Facebook Acquires Video Commerce Startup ‘Packagd’ to Help Boost In-Stream Buying Options

As part of its burgeoning eCommerce push, earlier this year, Facebook acquired video commerce startup Packagd, which, prior to the acquisition, had been focused on enabling users to make direct purchases of products via live-stream, unboxing-type videos.

Packagd

As reported by Bloomberg, Facebook quietly purchased Packagd to help build a new live shopping feature inside its Marketplace product.

As per Bloomberg:

“The social media company bought Packagd, a five-person company founded by Eric Feng, a former partner with Kleiner Perkins Caufield & Byers, and most of the startup’s team joined Facebook in September. Packagd was building a shopping product for YouTube videos. “Think of it as a re-imagination of QVC or a home shopping network,” Feng said in a 2017 interview with Bloomberg Television’s Emily Chang.”

Facebook has confirmed the purchase, saying that the company is “exploring ways to let buyers easily ask questions and place orders within a live video broadcast.”

The option sounds very similar to a short-lived live-stream buying project which Facebook piloted late last year. In that experiment, selected users in Thailand were given access to a dedicated Facebook Live mode which enabled Pages to showcase products in their stream, which viewers could then purchase via screenshots.

Facebook Live selling

Facebook told TechCrunch at the time that the process emerged from feedback, specifically from Thai users, which supported the use of Live video as a more effective means of showcasing products and facilitating consumer queries in real-time.

That project has since been halted, but the acquisition of Packagd shows that Facebook is not done with this idea, and that it still sees significant potential in utilizing live video as a means to further encourage on-platform purchases.

eCommerce is set to be a big deal for Facebook in 2020.

First off, you have payments – throughout 2019, we’ve seen Facebook working to build its own, on-platform cryptocurrency, with a view to facilitating fee-free funds transfer within its network. The idea here is that once people are moving money around within Facebook’s system, it will make it much easier for them to also use those funds to make on-platform purchases. And while its cryptocurrency plans still have a few hurdles to overcome, Facebook is expanding access to other options, like Facebook Pay and WhatsApp Pay, which will both, eventually, also extend to Instagram.

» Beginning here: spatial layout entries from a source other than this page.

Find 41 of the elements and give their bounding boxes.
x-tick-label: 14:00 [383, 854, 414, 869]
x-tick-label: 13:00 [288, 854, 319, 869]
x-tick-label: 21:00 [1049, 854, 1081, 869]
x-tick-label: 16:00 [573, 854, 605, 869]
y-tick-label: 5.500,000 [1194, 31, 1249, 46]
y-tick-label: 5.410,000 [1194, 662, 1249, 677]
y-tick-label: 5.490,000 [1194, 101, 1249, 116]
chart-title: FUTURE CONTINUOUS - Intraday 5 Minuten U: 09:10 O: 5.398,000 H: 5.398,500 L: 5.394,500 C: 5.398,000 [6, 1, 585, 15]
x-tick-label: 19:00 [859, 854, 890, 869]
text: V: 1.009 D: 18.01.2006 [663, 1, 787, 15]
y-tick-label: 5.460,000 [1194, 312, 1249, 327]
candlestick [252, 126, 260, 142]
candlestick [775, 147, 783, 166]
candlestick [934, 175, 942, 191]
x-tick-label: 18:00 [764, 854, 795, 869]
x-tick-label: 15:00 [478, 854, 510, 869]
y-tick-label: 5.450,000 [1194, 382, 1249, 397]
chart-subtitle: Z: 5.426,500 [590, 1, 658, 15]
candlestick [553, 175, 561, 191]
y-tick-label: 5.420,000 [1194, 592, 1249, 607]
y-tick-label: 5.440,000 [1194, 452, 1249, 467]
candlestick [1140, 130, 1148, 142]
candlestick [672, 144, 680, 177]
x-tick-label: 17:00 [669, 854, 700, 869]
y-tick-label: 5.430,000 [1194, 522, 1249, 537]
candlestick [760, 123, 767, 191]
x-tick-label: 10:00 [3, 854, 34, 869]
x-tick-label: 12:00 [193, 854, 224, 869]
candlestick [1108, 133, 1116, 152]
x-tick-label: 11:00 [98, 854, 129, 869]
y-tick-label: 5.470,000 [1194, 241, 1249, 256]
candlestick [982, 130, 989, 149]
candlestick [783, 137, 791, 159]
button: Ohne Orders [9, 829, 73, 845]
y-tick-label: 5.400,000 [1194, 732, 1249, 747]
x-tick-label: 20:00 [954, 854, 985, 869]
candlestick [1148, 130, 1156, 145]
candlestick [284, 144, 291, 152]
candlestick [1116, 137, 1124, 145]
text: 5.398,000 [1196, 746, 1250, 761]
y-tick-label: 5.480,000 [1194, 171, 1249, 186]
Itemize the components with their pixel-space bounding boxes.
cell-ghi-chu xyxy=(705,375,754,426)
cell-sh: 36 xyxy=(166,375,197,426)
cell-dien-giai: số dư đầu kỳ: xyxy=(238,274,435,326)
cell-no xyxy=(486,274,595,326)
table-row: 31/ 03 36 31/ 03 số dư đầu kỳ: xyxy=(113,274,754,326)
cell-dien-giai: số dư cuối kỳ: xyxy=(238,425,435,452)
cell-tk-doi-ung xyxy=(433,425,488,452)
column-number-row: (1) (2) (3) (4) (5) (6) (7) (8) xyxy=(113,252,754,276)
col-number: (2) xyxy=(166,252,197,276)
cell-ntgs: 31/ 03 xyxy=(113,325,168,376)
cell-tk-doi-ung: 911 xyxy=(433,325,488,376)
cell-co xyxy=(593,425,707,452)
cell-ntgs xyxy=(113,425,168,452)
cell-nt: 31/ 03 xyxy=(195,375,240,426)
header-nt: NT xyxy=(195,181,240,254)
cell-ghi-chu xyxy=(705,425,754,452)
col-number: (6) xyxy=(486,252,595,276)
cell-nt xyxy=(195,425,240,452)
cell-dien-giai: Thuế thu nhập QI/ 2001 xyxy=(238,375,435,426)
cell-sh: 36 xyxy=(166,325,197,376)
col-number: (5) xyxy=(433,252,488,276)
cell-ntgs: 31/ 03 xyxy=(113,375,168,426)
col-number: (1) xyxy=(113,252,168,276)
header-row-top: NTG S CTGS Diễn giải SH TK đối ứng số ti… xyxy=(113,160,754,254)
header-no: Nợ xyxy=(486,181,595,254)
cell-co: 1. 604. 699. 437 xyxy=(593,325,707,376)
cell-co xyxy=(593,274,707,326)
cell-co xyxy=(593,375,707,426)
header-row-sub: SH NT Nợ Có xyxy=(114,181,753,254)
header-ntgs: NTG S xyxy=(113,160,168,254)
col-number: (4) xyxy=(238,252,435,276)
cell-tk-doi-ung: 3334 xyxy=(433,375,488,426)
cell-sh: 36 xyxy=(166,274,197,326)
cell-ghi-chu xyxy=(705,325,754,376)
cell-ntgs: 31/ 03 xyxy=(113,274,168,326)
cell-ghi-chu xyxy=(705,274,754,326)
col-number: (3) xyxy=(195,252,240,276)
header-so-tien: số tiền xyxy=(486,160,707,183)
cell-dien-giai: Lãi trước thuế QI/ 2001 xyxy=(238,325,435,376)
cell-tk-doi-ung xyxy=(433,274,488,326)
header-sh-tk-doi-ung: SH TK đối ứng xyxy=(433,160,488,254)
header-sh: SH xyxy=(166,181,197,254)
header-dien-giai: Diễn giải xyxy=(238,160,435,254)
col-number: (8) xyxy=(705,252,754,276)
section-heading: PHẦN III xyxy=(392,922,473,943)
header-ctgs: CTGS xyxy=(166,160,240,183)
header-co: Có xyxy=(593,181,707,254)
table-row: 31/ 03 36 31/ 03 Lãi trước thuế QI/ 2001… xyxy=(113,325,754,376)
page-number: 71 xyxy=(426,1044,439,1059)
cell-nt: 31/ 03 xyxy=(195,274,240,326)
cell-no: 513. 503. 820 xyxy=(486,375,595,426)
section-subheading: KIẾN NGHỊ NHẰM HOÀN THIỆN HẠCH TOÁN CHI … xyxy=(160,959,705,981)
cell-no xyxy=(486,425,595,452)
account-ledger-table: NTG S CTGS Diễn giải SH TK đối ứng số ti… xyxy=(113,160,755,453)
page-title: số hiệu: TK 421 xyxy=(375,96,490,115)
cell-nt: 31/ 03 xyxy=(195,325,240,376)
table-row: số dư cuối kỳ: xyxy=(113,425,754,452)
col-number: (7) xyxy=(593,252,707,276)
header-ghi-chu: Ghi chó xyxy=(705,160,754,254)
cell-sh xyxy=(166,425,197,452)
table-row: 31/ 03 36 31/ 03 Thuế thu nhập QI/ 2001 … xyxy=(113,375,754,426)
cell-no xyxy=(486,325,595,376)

From there, Facebook then needs to build up its on-platform buying options. The acquisition of Packagd is the latest on this front, but back in June, Facebook also acquired Indian marketplace app Meesho, which connects sellers with customers through WhatsApp, and already has more than 2 million users.

Meesho

India – and it’s 1.4 billion increasingly connected citizens – looks set to play a key role in Facebook’s eCommerce expansion, while East Asian markets, like Thailand, also seem ripe for the next phase of the company’s online shopping push. 

In this sense, the viability of Facebook’s Libra crytocurrency, or even its Marketplace eCommerce tools, within western markets may not be indicative of overall success. Facebook doesn’t need these tools to catch on in the US, necessarily, as there are billions of users in emerging markets, where the ease of use of such tools could provide far greater benefit, and therefore, see far higher take-up.

And if Facebook can expand the utility of its platform into payments, shopping, then further into bill payments, banking, etc. That could make the platform a much more critical layer in the broader tech infrastructure of these regions, a key component in everyday life.